Alcatraz Metal, dag 2: thrash, trash en Twisted Sister
Ook op dag twee van het Kortrijkse metalfestival Alcatraz was de zon van de partij. Veel bloedrode, verweerde koppen dus, een nieuwe Pokémon-hotspot en vooral nostalgie. Véél nostalgie. En de uitvaart van het weergaloze Twisted Sister.
Flotsam and Jetsam ***
Katers krijgen geen kans op deze tweede Alcatraz-dag want de poorten zijn nog maar net open, of daar komt Flotsam and Jetsam al de migraine uit de slapen beuken.
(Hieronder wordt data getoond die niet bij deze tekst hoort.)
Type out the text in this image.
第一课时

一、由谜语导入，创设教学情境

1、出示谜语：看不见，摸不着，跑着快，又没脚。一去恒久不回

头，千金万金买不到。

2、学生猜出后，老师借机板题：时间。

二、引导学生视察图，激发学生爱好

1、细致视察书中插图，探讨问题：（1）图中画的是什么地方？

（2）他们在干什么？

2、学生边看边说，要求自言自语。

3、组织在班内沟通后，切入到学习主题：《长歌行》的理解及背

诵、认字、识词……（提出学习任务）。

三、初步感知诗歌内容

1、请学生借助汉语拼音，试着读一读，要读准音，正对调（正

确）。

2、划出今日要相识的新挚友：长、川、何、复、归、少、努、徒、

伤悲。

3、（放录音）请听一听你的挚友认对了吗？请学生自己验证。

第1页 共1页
Net zoals heel veel bands op de affiche kenden deze mannen uit Phoenix, Arizona hun moment de gloire in de jaren tachtig, toen heavy metal nog viriel was en voor lange wachtrijen aan de mutualiteit zorgde. De verdiensten van het vijftal wordt nog vaak gereduceerd tot het feit dat Metallica in 1986 bassist Jason Newsted kwam wegplukken, maar dat is hoogst oneerbiedig. Hun twee eerste platen, Doomsday for the Deceiver en No Place for Disgrace, zijn meer dan bescheiden klassiekers in het genre, met hun splijtende mix van thrashmetal en New Wave of British Heavy Metal-klanken in het straatje van Iron Maiden. In de jaren negentig ging het allemaal wat minder klinken, maar anno 2016 lijken de heren springlevend.
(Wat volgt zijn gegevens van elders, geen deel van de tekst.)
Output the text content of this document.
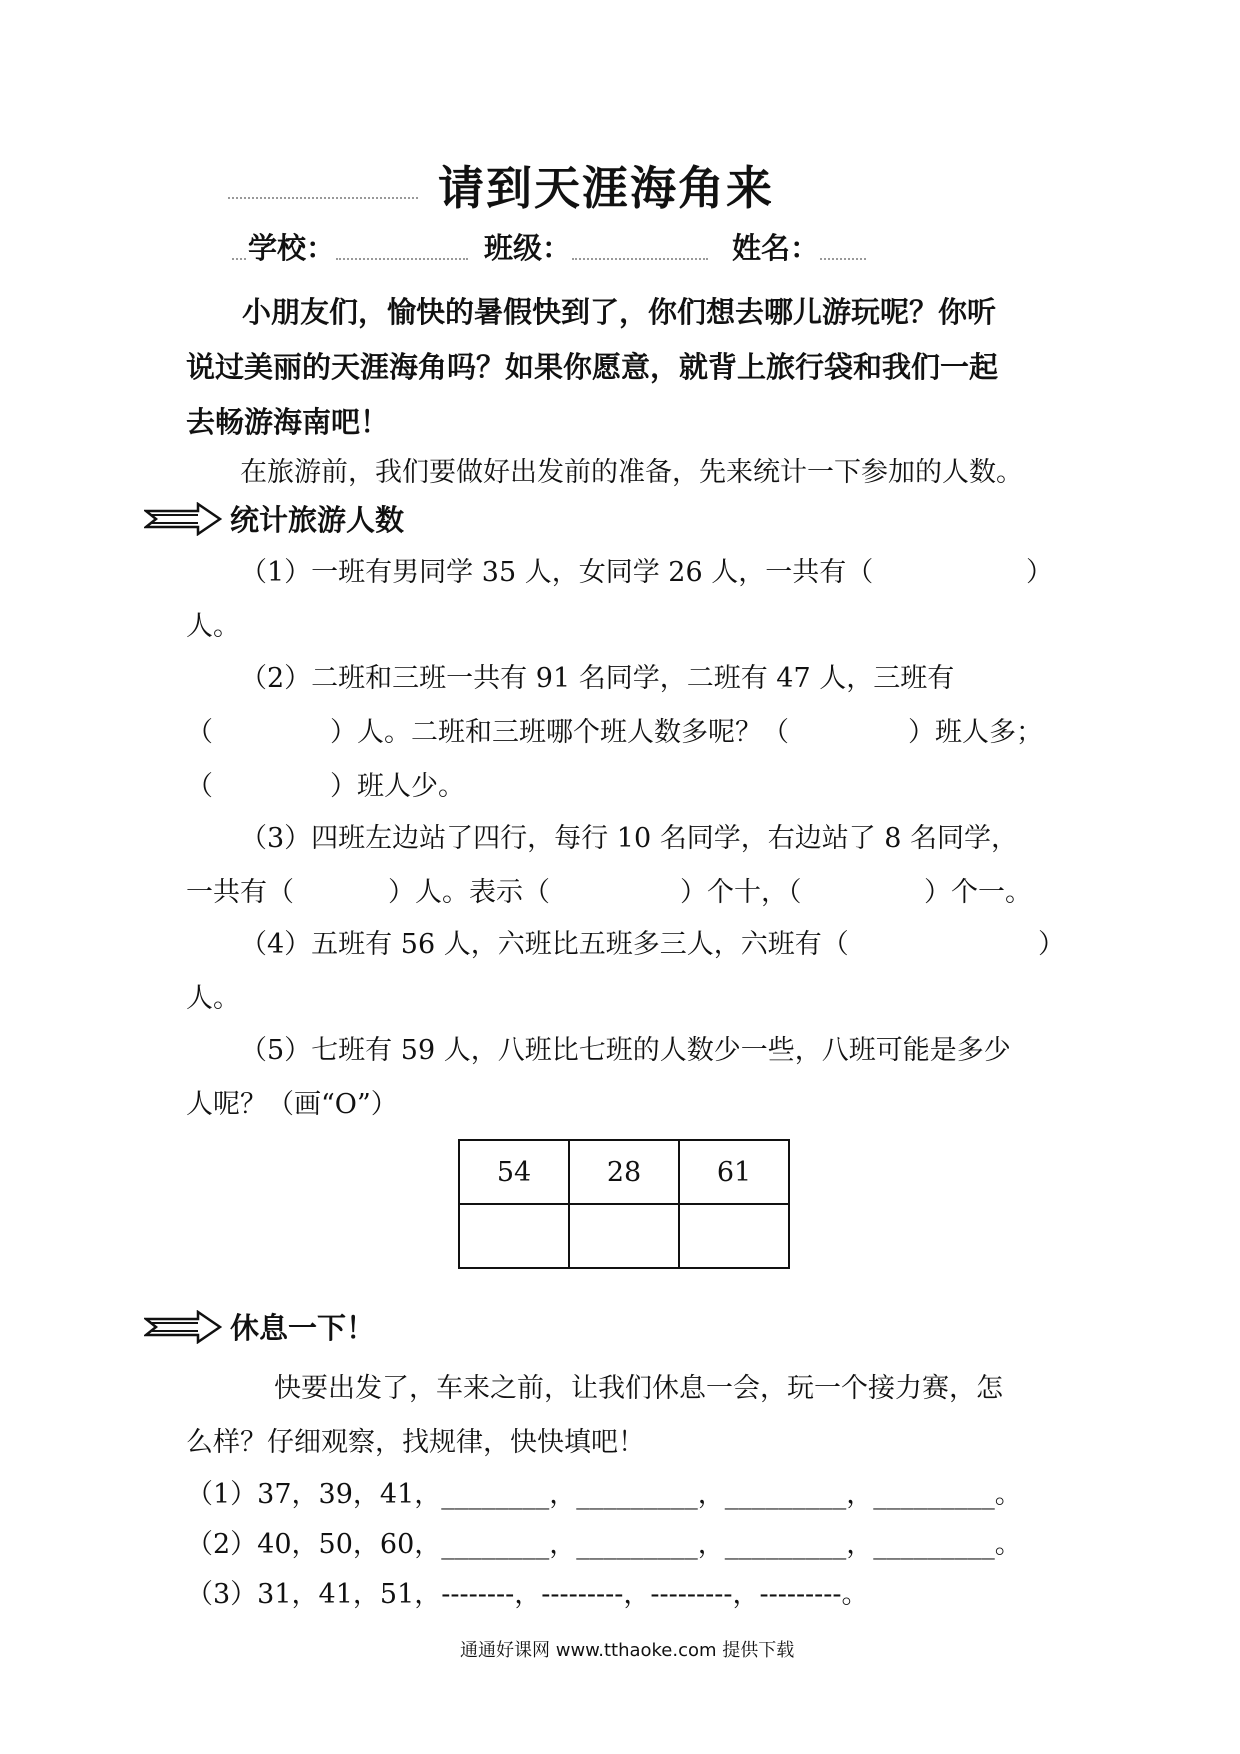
请到天涯海角来
学校：	班级：	姓名：
小朋友们，愉快的暑假快到了，你们想去哪儿游玩呢？你听
说过美丽的天涯海角吗？如果你愿意，就背上旅行袋和我们一起
去畅游海南吧！
在旅游前，我们要做好出发前的准备，先来统计一下参加的人数。
统计旅游人数
（1）一班有男同学 35 人，女同学 26 人，一共有（	）
人。
（2）二班和三班一共有 91 名同学，二班有 47 人，三班有
（	）人。二班和三班哪个班人数多呢？（	）班人多；
（	）班人少。
（3）四班左边站了四行，每行 10 名同学，右边站了 8 名同学，
一共有（	）人。表示（	）个十，（	）个一。
（4）五班有 56 人，六班比五班多三人，六班有（	）
人。
（5）七班有 59 人，八班比七班的人数少一些，八班可能是多少
人呢？（画“O”）
54	28	61

休息一下！
快要出发了，车来之前，让我们休息一会，玩一个接力赛，怎
么样？仔细观察，找规律，快快填吧！
（1）37，39，41，________，_________，_________，_________。
（2）40，50，60，________，_________，_________，_________。
（3）31，41，51，--------，---------，---------，---------。
通通好课网 www.tthaoke.com 提供下载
Onverwoestbare oudjes als Dreams of Death en Desecrator worden vlot en met veel vuur afgewisseld met songs van het recentste (titelloze) album. En voor Life Is a Mess, opgedragen aan iedereen die na een zware werkweek stoom wil aflaten in de moshpit, wordt bedankt met de eerste cirkeldansje van de dag. De ideale wekker, deze jongens.
Exodus ***
Voor wie op zoek is naar hondsbrutaal geweld is Exodus altijd een veilige keuze. Ook het gezelschap uit de San Francisco Bay Area heeft al heel wat jaren op de teller, maar blijft desondanks gul felle thrash-oplawaaien uitdelen. Eens het vijftal er de zweep oplegt, is er geen houden meer aan, ook niet nu bandleider Gary Holt de band heeft verlaten om bij Slayer de leemte op te vullen die de betreurde Jeff Hanneman heeft gelaten. Na een paar vrij magere jaren met Rob Dukes aan de microfoon is ook Steve Souza er weer bij. Niet erg, want zijn krassende stemgeluid sluit beter aan bij de agressieve, zelfverklaarde hate metal van het gezelschap, die er op Alcatraz als vanouds aardig inhakt.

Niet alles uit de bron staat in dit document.